A formal definition of the pHlanguage itself is available as CSG Memo #369. It defines pH in terms of Haskell. Some modifications have been added to the type system, including constructor classes; these are in line with existing Haskell implementations. The original pH manifesto is available in html format as well.

The pH language is is a parallel, eagerly-evaluated variant of Haskellwith syntactic provisions for loops, barriers, and I- and M- structure storage. The eager evaluation model of pH is similar to that of Id; the current version of the pH compiler shares a back end with the Id compiler, producing code for the Monsoon dataflow machine. The front end of the pH compiler is a modification of hbcc, an ordinary Haskell compiler developed by Lennart Augustsson. Optimizations have been added to parallelize list generation and traversal, while existing optimizations have been weakened somewhat so that they behave properly in the presence of side effects. The pH Prelude is largely identical to the Haskell Prelude, permitting many programs to compile without modification in either Haskell or pH. Functions which deal with infinite data structures (such as enumFrom) have been eliminated, and the error behavior of other functions (such as array) have been modified slightly. In addition, pH provides Prelude code for parallel list operations, I-structures, and M-structures. A variation on State Transformers will permit state-manipulating programs written in a subset of pH to be run under Haskell simply by incorporating additional code. It is hoped that by retaining much of the Haskell language, pH will allow direct parallelization of existing Haskell programs, and permit better comparisons between lazy and eager evaluation models.
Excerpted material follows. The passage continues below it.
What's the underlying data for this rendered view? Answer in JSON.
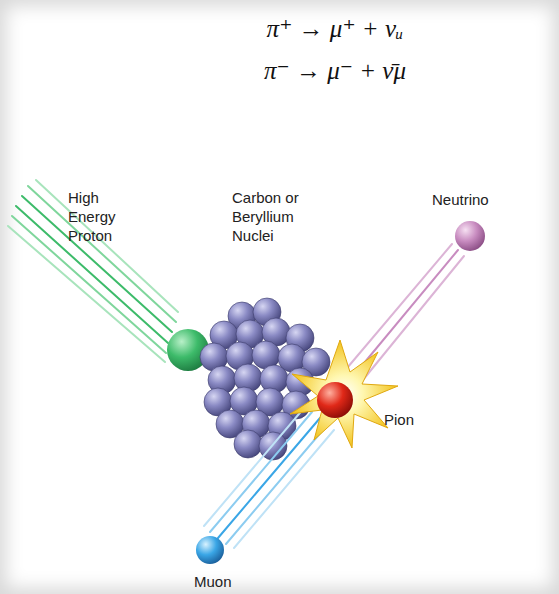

There are two documents describing list traversal optimization. This material should be useful to functional programmers of every stripe, and not just implementors of eager languages.

There is also a series of CSG Memos which discuss various aspects of the semantics of pH and various ways to translate barriers into control flow. Current work focuses on getting working implementations of pH running both serially and in parallel on stock architectures. These efforts divide up as follows:

Library issues and implementation, along with high-level code optimizations based on algebraic programming and types are being investigated.

Optimizing code at all levels -- Much work has been done on this subject in Id. This ought to be directly applicable to pH, assuming we retain a compatible (graph-like) world view.

Partitioning code into threads -- This is the focus of work at CSG by Satyan Coorg. The idea is to partition eager code into strict partitions. These partitions are gauranteed to run - to completion (without blocking) -- exactly when all of their input is available. The partitioning phase is thus a bridge between conventional functional (or dataflow) compilation and multithreaded architectures

A graph-like virtual machine -- Much of the work performed by an Id or pH program is analogous to the "graph building" performed by lazy compiled graph-reduction systems such as the G-machine. This observation is leading us to examine graph-like views of pH execution. Shail Aditya has been at the vanguard of this work, and there are several variations on this theme now written up; the most recent is available as CSG Memo #374

*RISC -- multithreaded generic back end: *RISC is a hopefully fairly architecture-independent description of multithreaded code, with an instruction set loosely based on that of the PowerPC. The goal is to generate code for any RISC-based machine, but initially PowerPC-based workstations and SMP's, and the *T-NG machine. The back end efforts are thus closely tied to the *T-NG project.